On the Impediments to Time Travel ~ an essay by Alyson Woods

Theme statement: Time travel is impossible. Stop even thinking about it!

Introduction

For the past 140 years, the imagineers of western civilization have dwelled unrealistically on the idea of traveling through time (forward or backward) to observe or even change events. It’s never going to happen. For millennia, in fact, as far back as ancient India, humankind has contemplated the possibility of escaping the procession of hours, days, and years (which is to say escaping mortality), but it hasn’t panned out, has it. You can stop waiting.

Argument No. 1. The most hackneyed time travel story has a modern man (almost always a man) heading back in time with the aid of a machine of some kind to kill Hitler, or some other evil man (almost always a man). We are cautioned by thinkers with too much time on their hands that we must never kill Hitler on a time travel mission because we will unleash unintended consequences that will cause even worse outcomes. It’s hard to imagine worse outcomes than the Holocaust, but let’s say for the sake of argument that there are some. The point is, if you can’t even kill Hitler, why bother going back in time at all?

Argument No. 2. In physics, experts like Stephen Hawking are fairly certain that time travel is impossible. Hawking seems like he knows what he’s talking about, so I’m inclined to trust his spin on all of this. True, quantum mechanics is strange enough to accommodate some far-fetched theories having to do with wormholes and other cosmic anomalies, but where are you supposed to stand, waiting to get picked up by the mouth of some wormhole? And can you tell it where and when you want to travel to? Probably not.

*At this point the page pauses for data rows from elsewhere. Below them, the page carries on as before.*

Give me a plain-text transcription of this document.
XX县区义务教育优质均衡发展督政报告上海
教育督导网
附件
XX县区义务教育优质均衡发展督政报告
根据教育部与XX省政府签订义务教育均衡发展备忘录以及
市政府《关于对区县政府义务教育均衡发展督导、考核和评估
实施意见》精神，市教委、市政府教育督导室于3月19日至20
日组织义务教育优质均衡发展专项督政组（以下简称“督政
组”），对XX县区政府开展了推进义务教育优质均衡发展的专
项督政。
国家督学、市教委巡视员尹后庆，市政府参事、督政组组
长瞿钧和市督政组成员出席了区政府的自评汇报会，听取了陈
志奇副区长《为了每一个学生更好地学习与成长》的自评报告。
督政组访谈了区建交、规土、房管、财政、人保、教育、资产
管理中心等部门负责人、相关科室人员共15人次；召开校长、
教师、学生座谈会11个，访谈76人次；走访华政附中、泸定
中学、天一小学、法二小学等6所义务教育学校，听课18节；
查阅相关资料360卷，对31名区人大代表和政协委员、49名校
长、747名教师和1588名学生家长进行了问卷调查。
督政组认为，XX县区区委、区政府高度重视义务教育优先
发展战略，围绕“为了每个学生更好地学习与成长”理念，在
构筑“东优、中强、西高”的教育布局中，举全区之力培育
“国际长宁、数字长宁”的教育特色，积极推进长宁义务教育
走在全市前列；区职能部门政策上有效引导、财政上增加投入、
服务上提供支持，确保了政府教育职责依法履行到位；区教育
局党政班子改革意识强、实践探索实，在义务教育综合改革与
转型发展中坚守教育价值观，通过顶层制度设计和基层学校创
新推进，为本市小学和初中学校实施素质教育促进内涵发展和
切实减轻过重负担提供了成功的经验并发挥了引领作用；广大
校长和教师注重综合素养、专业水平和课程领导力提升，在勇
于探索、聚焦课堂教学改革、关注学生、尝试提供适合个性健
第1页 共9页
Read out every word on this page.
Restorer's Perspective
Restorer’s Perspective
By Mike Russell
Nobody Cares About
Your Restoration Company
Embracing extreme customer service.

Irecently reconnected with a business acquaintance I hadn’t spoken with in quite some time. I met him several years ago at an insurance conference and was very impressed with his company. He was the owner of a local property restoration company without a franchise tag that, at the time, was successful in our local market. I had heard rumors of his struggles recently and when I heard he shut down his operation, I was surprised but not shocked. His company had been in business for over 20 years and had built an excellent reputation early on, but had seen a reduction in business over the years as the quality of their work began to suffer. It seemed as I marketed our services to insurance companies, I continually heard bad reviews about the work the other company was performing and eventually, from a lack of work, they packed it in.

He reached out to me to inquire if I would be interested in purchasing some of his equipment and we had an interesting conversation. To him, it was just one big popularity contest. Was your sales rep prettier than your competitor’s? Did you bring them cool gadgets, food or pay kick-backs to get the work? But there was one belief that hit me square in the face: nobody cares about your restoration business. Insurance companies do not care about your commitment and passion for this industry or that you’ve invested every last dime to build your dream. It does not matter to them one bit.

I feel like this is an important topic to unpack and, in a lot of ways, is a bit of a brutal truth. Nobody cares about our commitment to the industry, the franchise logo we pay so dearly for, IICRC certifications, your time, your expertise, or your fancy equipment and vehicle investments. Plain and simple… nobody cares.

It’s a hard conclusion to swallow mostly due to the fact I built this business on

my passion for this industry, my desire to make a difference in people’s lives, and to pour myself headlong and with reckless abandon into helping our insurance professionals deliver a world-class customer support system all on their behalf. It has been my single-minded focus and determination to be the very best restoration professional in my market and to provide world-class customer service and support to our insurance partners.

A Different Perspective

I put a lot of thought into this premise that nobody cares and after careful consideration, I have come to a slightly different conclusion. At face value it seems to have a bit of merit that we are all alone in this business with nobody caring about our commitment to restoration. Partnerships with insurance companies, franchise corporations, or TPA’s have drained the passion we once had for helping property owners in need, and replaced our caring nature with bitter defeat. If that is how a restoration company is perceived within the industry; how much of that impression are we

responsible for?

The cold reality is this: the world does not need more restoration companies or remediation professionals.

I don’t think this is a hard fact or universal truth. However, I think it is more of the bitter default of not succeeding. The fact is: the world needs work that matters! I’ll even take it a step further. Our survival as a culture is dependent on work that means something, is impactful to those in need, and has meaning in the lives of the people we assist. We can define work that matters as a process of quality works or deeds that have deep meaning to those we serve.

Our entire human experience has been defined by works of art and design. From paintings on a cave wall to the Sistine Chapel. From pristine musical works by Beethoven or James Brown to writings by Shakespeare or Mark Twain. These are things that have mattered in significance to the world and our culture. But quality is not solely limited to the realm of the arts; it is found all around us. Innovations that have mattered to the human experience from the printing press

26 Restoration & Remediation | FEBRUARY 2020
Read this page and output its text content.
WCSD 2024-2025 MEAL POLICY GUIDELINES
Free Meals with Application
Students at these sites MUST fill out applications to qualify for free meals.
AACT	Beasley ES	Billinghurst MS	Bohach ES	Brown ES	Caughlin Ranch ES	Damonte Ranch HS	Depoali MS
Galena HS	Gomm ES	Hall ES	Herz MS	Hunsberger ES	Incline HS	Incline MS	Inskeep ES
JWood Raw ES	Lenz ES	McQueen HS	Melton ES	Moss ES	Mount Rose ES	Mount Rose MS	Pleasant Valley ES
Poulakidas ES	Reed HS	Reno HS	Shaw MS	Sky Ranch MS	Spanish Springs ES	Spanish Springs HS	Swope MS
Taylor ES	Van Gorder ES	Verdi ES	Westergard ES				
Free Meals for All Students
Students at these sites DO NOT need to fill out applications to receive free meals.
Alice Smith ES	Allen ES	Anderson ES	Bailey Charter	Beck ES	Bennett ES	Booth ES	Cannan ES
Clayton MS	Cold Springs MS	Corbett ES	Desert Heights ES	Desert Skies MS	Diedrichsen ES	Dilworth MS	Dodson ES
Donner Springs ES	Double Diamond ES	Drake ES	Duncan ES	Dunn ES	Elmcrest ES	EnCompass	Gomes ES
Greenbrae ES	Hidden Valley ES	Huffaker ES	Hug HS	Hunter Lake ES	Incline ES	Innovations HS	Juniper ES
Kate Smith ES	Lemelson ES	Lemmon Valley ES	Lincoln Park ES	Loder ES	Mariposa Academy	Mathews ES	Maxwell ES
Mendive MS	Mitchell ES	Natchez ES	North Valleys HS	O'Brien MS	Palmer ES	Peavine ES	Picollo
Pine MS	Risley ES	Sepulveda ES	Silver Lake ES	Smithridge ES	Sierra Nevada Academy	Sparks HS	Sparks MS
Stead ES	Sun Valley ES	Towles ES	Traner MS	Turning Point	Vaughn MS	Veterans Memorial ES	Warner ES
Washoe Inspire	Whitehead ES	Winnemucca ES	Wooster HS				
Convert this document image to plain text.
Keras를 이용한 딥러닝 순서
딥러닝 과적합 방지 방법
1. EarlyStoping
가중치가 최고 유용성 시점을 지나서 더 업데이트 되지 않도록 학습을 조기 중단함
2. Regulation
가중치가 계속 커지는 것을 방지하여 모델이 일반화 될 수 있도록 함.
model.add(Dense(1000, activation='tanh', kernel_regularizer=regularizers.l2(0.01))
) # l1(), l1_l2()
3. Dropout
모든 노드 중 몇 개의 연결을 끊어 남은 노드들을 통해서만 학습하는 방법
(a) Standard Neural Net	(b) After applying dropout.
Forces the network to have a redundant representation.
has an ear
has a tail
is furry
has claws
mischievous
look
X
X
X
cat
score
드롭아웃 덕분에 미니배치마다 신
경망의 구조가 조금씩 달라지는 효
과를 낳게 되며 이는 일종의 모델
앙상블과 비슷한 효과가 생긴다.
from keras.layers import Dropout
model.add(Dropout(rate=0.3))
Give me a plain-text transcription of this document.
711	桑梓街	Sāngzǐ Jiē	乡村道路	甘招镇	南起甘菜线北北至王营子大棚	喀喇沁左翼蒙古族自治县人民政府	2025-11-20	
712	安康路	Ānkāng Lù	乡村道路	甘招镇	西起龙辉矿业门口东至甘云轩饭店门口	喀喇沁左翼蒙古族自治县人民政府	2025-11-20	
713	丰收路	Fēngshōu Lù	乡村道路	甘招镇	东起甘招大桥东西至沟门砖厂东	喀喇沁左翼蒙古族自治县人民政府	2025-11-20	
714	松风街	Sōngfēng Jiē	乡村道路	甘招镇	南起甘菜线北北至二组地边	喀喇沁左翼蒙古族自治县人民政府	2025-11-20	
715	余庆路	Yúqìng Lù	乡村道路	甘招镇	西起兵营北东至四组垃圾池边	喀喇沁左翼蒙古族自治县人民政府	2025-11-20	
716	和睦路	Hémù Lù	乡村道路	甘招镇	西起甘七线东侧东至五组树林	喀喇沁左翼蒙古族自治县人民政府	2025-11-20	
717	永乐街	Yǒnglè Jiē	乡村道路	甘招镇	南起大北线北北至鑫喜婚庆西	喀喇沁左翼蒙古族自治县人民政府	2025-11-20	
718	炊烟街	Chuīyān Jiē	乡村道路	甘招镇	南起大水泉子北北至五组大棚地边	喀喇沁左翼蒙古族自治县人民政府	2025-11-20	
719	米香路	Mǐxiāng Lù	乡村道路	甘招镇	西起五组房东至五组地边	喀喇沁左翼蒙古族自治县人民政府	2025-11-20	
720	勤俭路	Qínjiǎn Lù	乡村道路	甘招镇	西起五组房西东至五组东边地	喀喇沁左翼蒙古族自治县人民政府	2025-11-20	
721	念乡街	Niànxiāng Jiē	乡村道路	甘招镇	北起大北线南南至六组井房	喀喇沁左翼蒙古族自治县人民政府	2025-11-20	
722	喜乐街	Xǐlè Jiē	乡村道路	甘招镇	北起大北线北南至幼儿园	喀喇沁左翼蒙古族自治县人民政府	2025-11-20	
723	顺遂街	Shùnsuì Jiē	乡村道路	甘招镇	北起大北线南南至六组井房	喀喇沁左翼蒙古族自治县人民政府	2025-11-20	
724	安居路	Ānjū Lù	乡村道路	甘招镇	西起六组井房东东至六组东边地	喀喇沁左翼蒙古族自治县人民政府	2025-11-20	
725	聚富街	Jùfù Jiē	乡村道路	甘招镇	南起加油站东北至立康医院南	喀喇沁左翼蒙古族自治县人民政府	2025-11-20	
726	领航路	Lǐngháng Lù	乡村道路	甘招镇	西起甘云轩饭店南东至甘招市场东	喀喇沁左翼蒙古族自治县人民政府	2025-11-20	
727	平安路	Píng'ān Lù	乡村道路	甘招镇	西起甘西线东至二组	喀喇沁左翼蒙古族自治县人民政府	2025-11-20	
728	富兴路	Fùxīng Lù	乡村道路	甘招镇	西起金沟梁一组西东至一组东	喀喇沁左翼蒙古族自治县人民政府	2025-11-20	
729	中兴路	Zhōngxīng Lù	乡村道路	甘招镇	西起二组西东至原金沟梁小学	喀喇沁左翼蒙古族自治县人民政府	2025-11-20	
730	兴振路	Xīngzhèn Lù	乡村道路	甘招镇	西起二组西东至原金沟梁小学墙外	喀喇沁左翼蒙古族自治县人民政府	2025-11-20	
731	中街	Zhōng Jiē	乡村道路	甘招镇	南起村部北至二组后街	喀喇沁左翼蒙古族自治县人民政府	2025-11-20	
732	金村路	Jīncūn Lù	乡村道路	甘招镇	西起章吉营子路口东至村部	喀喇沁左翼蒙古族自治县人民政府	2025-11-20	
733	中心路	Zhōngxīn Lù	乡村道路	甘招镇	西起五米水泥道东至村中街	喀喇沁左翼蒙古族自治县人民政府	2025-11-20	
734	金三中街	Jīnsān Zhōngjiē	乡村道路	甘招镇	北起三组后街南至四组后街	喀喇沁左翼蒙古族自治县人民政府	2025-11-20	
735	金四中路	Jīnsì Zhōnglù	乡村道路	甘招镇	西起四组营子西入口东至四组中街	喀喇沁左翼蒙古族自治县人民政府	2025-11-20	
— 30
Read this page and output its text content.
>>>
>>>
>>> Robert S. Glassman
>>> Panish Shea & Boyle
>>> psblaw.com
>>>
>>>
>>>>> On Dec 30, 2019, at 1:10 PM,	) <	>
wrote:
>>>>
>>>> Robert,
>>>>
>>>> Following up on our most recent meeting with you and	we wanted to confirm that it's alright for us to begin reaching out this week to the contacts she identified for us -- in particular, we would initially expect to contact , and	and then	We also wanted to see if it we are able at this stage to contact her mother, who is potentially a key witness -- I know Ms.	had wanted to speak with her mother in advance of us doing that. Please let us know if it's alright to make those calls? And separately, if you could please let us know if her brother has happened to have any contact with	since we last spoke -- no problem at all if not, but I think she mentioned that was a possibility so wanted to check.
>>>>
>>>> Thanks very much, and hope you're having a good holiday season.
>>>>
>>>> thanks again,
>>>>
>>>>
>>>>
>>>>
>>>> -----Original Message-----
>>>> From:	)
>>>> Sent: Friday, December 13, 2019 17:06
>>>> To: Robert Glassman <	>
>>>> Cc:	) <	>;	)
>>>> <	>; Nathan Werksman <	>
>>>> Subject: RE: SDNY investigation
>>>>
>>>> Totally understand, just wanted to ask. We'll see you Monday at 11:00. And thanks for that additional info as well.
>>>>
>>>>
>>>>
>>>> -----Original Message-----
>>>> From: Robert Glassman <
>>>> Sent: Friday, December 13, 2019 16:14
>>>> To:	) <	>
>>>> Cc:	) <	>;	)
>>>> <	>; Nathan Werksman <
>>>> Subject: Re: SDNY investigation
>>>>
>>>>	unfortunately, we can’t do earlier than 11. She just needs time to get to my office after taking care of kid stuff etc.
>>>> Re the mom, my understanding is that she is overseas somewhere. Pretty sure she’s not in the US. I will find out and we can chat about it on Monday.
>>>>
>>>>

Argument No. 3. Mind-bogglingly, if you were able to travel back in time, you would be leaving the present. That would alter the present, potentially causing unanticipated problems. Matter is neither created nor destroyed, as I understand it, but what happens to your matter if you go back in time and leave the here and now — the only observable level of reality — where matter abides? Is all your stuff still here?

Argument No. 4. We know that time travel isn’t possible now, but if it were to become possible one day, people from the future would have already have dropped in on us. Perhaps they would have an interest in making sure that Donald Trump never becomes president. Well, it happened. If they tried to stop it they failed. Also, to protect themselves, they’d have prevented climate change and global warming by nudging us toward reasonable actions and policies and away from fossil fuels. Global warming is bad for them because it might cause them never to be born, but they must not have discovered how to time travel or they’d have taken care of this by now. Or they’re not there at all. Because, global warming.

Argument No. 5. If traveling to the past were possible, you’d likely never get back to the present. People back then were much less sophisticated than us, so they’d probably kill anyone who popped up saying they were from the future. Come to think of it, we’d probably kill someone from the future too, thinking they weren’t really from the future but were instead madmen or aliens. Aliens are much more possible than time travel, and they are universally upsetting because they know a lot more about how the universe works than we do and are therefore threats to our survival. They might take advantage of us. And, in a weird way, aliens are actually time traveling from the past because it must have taken light years for them to get here. Think it through.

Argument No. 6. Traveling to the future isn’t very wise because we might learn something about human progress that will terrify us, such as that human progress stopped somewhere along the way. And traveling to the past runs the risk of meeting famous figures from history or the arts and coming away disappointed. What do you talk about? I’d like to meet Shakespeare, for instance, but it would be devastating to find out he was basically a front for three or four noblemen like Bacon and de Vere. You think those guys would want to meet with some science nerd from the 21st century? No way.

Conclusion

From these arguments it’s clear that time travel has never and will never exist and we should therefore stop thinking about it. It’s a charming fantasy that we could somehow go back to earlier times and prevent the mistakes that cause trouble for us now. How nice to coax Harry Truman away from those A-bombs. How dear to get in there and keep John Lennon from meeting Yoko Ono. Worthy goals, but, alas, never to be.

Instead we have to concentrate on our present problems and solve them with the tools at hand. I could make a list, but we all know what needs to be done.

It’s just a matter of putting one foot in front of the other and not looking back.


Alyson Woods is from Kansas and spends her free time contemplating why.